4. Globalisierungsängste von gestern
Ich habe gleich zu Beginn meiner Ausführungen von den Globalisierungsängsten gesprochen. Diese Ängste sind nicht neu. Die Vergangenheit anzuschauen kann diese Ängste in einem grösseren Zusammenhang erscheinen lassen.
1985 wurde in der Schweiz eine – auch aus heutiger Sicht – aufschlussreiche Umfrage erhoben. Gegenstand der Untersuchung: Wie schätzen die Schweizerinnen und Schweizer die Wirtschaftsnation Japan ein und wie erklären sie sich deren Erfolg (Japan wurde damals als die grosse Gefahr der Industrieländer bezeichnet – ähnlich wie heute China). Unser Land befand sich noch in den Ausläufern einer Rezession und man schaute gebannt nach Japan, dessen hochtechnologische Produkte sowohl in Preis und Qualität die europäischen Anbieter ausstachen.
Fazit der Umfrage:
* 1985: „Zwei von drei Schweizern haben Angst vor Japans Wirtschaft.“ Nur ein Fünftel der Befragten stufte die Zukunftschance der Schweizer Wirtschaft höher ein als jene Japans.

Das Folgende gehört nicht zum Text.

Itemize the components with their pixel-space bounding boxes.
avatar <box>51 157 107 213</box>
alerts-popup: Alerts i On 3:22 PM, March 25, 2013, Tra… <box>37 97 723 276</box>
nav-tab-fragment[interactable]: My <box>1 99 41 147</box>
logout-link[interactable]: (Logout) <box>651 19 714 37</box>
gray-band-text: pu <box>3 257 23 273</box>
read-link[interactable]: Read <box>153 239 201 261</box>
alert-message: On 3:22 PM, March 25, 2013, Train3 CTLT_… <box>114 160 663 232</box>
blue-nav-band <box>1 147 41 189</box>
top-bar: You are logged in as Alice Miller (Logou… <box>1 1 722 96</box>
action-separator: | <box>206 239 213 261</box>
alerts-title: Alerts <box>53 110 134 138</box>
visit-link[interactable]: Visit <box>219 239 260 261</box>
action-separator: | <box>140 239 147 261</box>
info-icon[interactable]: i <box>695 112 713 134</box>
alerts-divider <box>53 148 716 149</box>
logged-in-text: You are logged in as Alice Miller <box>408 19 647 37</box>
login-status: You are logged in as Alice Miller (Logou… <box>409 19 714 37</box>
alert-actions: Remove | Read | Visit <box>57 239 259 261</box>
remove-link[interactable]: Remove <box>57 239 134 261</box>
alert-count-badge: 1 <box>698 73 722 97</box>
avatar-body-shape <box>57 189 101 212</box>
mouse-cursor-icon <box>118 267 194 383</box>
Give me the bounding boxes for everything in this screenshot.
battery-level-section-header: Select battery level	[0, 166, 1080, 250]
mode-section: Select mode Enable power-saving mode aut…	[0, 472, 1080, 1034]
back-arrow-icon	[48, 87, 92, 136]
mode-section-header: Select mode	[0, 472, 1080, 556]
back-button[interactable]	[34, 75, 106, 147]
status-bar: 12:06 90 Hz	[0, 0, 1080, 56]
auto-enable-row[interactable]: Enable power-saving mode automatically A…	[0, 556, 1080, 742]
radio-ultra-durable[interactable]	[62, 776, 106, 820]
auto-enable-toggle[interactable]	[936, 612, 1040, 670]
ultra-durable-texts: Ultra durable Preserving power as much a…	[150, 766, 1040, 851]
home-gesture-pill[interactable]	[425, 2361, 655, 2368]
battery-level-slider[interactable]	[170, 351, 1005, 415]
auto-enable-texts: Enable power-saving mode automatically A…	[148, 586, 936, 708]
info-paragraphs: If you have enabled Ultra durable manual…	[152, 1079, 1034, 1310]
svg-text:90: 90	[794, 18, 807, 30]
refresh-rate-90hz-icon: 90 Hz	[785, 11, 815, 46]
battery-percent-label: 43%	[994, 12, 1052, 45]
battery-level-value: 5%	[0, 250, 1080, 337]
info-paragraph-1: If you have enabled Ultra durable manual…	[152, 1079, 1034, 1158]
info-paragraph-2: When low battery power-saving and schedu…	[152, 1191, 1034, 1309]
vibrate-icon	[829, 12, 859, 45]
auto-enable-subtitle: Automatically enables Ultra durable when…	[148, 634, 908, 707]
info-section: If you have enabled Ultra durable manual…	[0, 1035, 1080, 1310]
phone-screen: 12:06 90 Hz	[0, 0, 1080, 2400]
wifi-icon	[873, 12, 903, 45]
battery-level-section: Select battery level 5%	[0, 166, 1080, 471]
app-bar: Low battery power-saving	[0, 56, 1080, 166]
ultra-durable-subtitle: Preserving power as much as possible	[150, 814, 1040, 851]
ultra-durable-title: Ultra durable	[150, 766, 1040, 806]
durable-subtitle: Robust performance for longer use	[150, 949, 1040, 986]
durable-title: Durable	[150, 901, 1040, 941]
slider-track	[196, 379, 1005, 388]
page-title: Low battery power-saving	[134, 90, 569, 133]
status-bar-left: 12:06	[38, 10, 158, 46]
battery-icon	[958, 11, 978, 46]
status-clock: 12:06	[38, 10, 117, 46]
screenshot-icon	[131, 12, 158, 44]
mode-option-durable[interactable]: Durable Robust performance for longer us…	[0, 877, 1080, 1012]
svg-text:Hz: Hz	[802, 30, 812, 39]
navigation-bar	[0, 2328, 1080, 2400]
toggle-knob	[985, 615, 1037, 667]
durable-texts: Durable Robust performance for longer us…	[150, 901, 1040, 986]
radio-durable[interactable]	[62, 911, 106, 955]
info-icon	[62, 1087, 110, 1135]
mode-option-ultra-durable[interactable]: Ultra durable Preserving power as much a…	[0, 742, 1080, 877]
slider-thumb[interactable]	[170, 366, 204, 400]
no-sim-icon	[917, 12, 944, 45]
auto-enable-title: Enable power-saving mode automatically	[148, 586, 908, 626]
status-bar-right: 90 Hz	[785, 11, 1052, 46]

Schauen wir nun aber, wie sich Japan in der Folge weiterentwickelte. Ich lese Ihnen dazu ein paar Zeitungsmeldungen aus den letzten zwanzig Jahren vor. Zunächst ging der japanische Aufschwung scheinbar unaufhaltsam weiter.
* 1993 zeichnet sich eine Wende ab. Eine Zeitung titelt mit leicht schadenfroher Poesie: „Das Schwert des Samurais rostet.“
* 1994: „Japans Sonne sinkt.“
* 1995: „Japans Wirtschaftsmassnahmen am Ziel vorbei.“
* 1998 werden die Prognosen noch düsterer: „Die grosse japanische Krise steht noch aus.“ Ein Schweizer Nachrichtenmagazin reimt: „Der Riese in der Krise.“ (Facts).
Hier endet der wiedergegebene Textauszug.